FTSE pulled down by general sell off
Fiona Cincotta November 14, 2019 5:03 AM
It was a choppy start to the morning in the London markets, with the FTSE down 0.45%. Globally markets are in negative mood this morning on the back of poor data from China which analysts now reckon is evidence that the trade war with the US is having an impact. Fixed asset investment in China is also now at its lowest level since it began to be formally tracked in 1996.
There was also a poor report out of Japan which drove the Nikkei down 0.8%.
In Europe there were also bearish economic data from Germany, which narrowly dodged a recession following its Q3 GDP data release. European traders did not like it and most European bourses are down this morning as a consequence.

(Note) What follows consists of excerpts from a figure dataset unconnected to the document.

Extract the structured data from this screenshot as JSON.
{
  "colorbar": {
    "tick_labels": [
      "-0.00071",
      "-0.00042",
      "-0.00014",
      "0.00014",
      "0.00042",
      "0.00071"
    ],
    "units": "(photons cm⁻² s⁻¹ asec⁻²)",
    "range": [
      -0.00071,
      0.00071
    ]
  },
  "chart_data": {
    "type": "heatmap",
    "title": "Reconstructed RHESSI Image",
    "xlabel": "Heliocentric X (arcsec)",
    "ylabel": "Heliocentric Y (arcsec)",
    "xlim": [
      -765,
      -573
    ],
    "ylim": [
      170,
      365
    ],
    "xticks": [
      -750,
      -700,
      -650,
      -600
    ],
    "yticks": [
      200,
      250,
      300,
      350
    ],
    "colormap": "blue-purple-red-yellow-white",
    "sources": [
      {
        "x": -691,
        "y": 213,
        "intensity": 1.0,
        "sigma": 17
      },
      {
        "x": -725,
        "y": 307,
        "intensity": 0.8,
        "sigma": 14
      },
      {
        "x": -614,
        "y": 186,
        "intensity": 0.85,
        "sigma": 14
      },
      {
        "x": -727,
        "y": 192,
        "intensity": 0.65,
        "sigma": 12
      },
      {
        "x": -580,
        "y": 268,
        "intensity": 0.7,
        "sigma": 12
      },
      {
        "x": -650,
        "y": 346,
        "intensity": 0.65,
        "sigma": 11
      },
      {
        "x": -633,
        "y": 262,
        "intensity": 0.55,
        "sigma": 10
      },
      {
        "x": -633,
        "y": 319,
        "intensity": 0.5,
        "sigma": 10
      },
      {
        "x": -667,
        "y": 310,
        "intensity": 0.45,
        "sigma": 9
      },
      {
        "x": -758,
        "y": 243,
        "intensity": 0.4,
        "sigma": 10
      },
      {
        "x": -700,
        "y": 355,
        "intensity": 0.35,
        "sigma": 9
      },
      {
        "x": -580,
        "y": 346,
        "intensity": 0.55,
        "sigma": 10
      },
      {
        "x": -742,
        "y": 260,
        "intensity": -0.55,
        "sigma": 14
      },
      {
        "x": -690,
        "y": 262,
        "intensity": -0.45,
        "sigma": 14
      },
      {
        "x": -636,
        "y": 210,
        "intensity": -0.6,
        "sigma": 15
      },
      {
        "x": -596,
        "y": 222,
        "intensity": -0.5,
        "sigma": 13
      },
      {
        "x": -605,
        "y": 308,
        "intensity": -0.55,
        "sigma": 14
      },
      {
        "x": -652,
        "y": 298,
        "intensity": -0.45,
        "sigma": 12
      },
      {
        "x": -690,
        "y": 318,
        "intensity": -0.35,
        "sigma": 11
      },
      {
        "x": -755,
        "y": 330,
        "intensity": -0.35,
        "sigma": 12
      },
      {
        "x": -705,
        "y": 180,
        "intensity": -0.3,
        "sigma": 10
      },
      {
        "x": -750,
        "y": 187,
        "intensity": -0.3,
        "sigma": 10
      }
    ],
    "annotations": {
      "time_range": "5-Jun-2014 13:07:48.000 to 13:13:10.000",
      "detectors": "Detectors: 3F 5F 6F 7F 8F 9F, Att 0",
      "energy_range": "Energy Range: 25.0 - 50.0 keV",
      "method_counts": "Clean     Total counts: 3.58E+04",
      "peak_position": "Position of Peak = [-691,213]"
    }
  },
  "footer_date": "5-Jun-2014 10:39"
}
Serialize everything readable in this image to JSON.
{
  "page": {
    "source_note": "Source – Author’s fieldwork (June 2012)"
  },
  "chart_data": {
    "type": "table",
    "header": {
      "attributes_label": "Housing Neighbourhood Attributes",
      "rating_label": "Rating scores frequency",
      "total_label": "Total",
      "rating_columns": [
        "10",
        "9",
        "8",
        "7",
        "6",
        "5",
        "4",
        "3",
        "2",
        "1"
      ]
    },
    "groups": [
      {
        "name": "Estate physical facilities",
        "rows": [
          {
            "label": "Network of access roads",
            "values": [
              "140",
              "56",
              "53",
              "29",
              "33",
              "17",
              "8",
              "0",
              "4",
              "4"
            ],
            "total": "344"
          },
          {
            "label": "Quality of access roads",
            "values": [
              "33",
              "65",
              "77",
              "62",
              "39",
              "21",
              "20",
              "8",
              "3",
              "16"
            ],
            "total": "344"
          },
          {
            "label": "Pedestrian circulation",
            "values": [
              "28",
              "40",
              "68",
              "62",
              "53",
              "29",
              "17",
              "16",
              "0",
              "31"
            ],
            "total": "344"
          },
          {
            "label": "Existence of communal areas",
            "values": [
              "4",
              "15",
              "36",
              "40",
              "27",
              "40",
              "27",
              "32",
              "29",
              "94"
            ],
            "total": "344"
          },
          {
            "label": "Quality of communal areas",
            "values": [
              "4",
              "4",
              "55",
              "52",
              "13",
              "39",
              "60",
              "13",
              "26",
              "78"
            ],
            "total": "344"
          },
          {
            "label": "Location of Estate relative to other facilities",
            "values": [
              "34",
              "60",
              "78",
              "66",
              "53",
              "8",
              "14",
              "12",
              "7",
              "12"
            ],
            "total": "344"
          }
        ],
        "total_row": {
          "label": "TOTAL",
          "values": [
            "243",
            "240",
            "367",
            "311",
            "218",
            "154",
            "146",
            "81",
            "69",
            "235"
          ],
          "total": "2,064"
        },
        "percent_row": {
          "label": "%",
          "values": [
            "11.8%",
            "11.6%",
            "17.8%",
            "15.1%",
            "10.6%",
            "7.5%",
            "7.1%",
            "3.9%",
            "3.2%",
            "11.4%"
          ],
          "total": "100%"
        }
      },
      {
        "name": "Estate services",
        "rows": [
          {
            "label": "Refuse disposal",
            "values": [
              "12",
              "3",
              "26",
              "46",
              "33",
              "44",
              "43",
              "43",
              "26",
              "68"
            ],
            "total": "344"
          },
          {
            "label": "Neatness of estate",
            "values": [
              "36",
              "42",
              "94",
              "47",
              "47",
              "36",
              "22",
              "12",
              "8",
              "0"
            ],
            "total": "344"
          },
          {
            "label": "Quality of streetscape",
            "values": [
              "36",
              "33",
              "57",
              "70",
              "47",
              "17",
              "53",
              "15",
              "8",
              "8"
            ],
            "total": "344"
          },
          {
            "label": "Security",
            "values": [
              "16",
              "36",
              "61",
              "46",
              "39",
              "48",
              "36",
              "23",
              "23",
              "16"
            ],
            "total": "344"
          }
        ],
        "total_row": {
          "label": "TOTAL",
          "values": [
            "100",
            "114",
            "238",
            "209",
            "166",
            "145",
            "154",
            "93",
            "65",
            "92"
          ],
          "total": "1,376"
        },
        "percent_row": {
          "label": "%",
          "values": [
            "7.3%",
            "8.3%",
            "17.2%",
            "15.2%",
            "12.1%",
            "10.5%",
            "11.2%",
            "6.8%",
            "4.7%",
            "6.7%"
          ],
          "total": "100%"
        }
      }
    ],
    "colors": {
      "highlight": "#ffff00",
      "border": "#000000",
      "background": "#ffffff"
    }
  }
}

Burberry surges on good H1 profits
Shares in Burberry Group are up over 5% this morning. The fashion firm said H1 profits were up by 5% versus the same period last year. This seems to have surprised investors who have become used to a string of bad numbers from fashion retailers. There are concerns that the riots in Hong Kong may be hitting Burberry sales for H2.
No progress on China talks hits confidence
The market has been waiting for some time now for concrete progress in the US-China trade talks. There had been hopes that the Trump administration would announce something this week but rumours in Washington indicate that talks have hit an impasse over farm purchases.
All this additional risk concern is feeding through into some safe haven buying in the currency market. Both the JPY and CHF are close to week highs versus the dollar. The USD is currently responding to any news of progress – or lack thereof – from the China talks which has become a major focal point for traders.